Loving a Man Who Forgot Me Novel

Loving a Man Who Forgot Me Novel Chapter 2

Loving a Man Who Forgot Me Novel Chapter 2

2 months later . . .

  The room was alive, electric with energy, a rapid heartbeat kept pulsing by the club DJ, track after track. The music thrummed through my bones the way the alcohol flowed through my bloodstream, washing away my cares and troubles and lifting the mountain of stress and anger that had been crushing me for weeks, growing heavier every day. For just a little while, I could forget. I couldn’t escape, but I could pretend. For a night.

  I tipped the glass of whiskey in my hand to my lips and let it drown the thoughts giving me a headache. I’d have a worse one in the morning if I kept going, but I’d take the hangover. It was the least of my troubles.

  “Yo, Abel, what the fuck?”

  I looked to my left and the handful of faces staring at me expectantly as the colorful club lights danced across their skin. “Huh?”

  Lowell leaned forward with his elbows on his knees and shouted over the noise, “Dude, I asked how the writing is coming along? When you going to have new shit for us to hit the studio with?”

  I shrugged off his question and took another sip of the drink. Our manager and the studio had been asking the same question. I didn’t have a better answer for my bass player than I did them. The writing was shit lately. My head was a mess.

  “Tripp was just saying he’s got a new song he thinks would be good for the band.” Lowell jerked his chin at Tripp Anders. I eyed the hip-hop artist and songwriter sprawled out over the chair opposite the couch we sat on. A tiny, busty redhead straddled him, sucking on his neck like a vampire. Didn’t look like he was too concerned with conversation either at the moment, but at the mention of his name, he sat up straighter, and somewhat reluctantly shifted the girl around on his lap.

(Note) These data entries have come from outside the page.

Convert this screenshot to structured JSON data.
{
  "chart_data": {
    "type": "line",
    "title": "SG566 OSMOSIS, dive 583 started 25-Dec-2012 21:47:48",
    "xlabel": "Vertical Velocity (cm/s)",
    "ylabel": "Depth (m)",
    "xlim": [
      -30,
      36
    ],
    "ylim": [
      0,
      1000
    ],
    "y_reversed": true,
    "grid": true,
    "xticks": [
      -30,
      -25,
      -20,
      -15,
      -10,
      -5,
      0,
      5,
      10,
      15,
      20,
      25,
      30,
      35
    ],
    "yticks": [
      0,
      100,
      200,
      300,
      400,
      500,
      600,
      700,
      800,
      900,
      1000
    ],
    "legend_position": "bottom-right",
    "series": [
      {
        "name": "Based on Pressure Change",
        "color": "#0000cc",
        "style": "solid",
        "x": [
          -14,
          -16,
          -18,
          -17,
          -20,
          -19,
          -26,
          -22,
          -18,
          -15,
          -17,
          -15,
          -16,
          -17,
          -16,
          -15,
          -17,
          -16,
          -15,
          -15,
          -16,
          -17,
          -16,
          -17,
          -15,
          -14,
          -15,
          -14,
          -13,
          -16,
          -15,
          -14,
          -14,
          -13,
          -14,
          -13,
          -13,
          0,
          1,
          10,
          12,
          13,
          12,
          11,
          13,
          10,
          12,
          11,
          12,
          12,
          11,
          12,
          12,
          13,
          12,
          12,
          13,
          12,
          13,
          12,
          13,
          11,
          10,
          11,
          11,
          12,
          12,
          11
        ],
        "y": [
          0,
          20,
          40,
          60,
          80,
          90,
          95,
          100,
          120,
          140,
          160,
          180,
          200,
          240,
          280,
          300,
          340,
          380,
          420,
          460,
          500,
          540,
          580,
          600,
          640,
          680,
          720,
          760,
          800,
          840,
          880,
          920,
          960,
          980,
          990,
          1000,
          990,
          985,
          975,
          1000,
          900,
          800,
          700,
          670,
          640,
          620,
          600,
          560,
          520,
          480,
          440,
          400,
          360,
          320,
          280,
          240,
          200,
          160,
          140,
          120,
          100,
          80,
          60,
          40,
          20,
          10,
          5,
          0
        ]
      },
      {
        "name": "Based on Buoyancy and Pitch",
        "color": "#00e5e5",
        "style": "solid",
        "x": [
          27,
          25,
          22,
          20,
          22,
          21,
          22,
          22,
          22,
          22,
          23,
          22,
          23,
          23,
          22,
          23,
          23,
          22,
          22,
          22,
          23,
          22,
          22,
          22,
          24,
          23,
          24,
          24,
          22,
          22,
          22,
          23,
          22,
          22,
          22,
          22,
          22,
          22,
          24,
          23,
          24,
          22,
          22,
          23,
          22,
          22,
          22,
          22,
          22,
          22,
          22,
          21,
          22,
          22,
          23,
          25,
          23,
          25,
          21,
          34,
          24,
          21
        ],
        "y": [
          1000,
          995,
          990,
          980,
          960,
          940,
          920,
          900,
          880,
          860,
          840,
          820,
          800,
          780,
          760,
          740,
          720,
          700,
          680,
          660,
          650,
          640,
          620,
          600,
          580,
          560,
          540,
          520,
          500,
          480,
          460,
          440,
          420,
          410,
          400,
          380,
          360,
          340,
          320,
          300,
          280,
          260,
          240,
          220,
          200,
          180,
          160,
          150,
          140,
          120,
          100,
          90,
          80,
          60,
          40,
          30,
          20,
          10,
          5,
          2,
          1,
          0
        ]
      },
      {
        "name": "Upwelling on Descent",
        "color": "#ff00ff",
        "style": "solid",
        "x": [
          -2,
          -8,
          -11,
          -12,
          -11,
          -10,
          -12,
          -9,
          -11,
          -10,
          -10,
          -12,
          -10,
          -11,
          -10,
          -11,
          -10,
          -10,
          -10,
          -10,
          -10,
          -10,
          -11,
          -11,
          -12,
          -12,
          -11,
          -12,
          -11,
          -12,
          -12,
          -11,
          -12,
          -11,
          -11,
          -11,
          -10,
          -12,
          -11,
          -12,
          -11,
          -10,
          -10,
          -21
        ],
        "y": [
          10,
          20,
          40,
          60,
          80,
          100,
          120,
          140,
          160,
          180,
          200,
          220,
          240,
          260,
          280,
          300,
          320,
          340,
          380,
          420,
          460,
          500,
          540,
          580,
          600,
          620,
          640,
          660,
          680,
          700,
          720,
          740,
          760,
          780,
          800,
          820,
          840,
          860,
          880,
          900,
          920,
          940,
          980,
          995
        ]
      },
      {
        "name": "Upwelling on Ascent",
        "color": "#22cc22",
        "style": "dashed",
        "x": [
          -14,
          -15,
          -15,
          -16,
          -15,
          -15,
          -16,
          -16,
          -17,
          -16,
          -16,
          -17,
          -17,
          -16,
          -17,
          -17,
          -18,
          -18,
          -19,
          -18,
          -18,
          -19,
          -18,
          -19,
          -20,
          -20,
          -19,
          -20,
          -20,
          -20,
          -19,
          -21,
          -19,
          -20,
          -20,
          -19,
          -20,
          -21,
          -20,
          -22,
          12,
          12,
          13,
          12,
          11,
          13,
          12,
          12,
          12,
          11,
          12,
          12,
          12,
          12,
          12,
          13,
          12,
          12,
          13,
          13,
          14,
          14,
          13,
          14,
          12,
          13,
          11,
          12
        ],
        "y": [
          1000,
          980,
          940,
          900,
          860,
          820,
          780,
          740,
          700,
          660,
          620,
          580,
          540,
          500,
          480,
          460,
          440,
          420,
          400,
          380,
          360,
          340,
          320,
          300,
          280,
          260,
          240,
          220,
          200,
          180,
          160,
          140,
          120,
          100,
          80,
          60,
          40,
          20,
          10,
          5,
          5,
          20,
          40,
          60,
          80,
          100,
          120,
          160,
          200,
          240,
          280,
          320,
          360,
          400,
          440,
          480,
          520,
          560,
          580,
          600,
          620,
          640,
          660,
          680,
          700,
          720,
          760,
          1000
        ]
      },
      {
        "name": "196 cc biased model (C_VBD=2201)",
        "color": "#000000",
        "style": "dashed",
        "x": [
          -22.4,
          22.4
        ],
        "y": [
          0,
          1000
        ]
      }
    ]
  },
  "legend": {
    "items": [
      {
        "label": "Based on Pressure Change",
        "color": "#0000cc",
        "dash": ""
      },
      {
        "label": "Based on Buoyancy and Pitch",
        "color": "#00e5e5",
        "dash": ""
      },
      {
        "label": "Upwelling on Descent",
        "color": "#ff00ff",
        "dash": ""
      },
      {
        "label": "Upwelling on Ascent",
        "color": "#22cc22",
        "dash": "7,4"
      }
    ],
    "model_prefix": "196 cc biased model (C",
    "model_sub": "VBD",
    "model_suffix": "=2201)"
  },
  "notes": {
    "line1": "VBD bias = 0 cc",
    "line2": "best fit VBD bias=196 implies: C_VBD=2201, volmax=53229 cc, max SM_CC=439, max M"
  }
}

  “Just laid down the track in the studio yesterday, and after listening to it, you guys came to mind, has that Rebel Cry feel to it, ya know. I think you guys could do something awesome with it. I can have it sent over for you to check out, before it goes out to anyone else.”

  “Appreciate it man, but we write all our own songs.” More accurately, I wrote, or collaboratively wrote, all of Rebel Cry’s songs. Every song we recorded was ours. Outside of the band, the artists and songwriters I was willing to collaboratively write with were limited. Tripp was not on that list. He was an alright guy to party with, and a decent songwriter, but I doubted this new song he was trying to sell really had ‘a Rebel Cry feel to it.’ His talents lay more in the hip-hop and rap scene.

  “’S’all good man. Just throwing it out there.” Tripp’s attention returned to redhead crawling all over him.

  Lowell was less cool about it and hissed at me, “Dude, wouldn’t hurt to check it out since you’ve hit a block. The label wants another album.”

  “I haven’t hit a block,” I growled, even though we both knew I was lying. “And what would you know about what the label wants? You don’t even show up to the meetings. Do you even know what day of the week it is right now? It’s a miracle you have any brain cells left. Thankfully playing bass doesn’t take a lot of them.”

  “Fuck off,” he grumbled, but even now, his eyes had that distinctive, glazed over, bloodshot hue.

  Everyone else laughed like it was good-natured ribbing between band mates, but I held Lowell’s glower with my own. I was so sick of his shit. He and Gio were treading on damn thin ice. I wasn’t the only one tired of it.

  Gabe stood across the room, leaning against the balcony railing that looked out over the rest of the club, chatting up a pretty, barely legal, club girl, but his eyes were on our little group. He looked at Lowell and then raised a questioning brow at me. I shook my head. It was just the same old shit. Same old arguments we’d been having for the last year.

  Lowell and Gio were more concerned with getting high and getting laid than oh say, showing up to rehearsals and studio sessions on time. I couldn’t remember the last time either of them played a show sober, or even just not completely fucking blitzed.

  It was no surprise Gio wasn’t present. Our guitarist had disappeared almost as soon as we’d arrived and was likely in some dark corner or bathroom with whatever shady fucks he found, snorting his way to a good time. Between the two of them, one of these days they were going to fuck the band right up the ass, and I’d rather not wait for one of them to OD.

  Gabe was on the same page. Something had to give.

  We were both in our twenties feeling like going on forty, wondering how the hell we ended up here.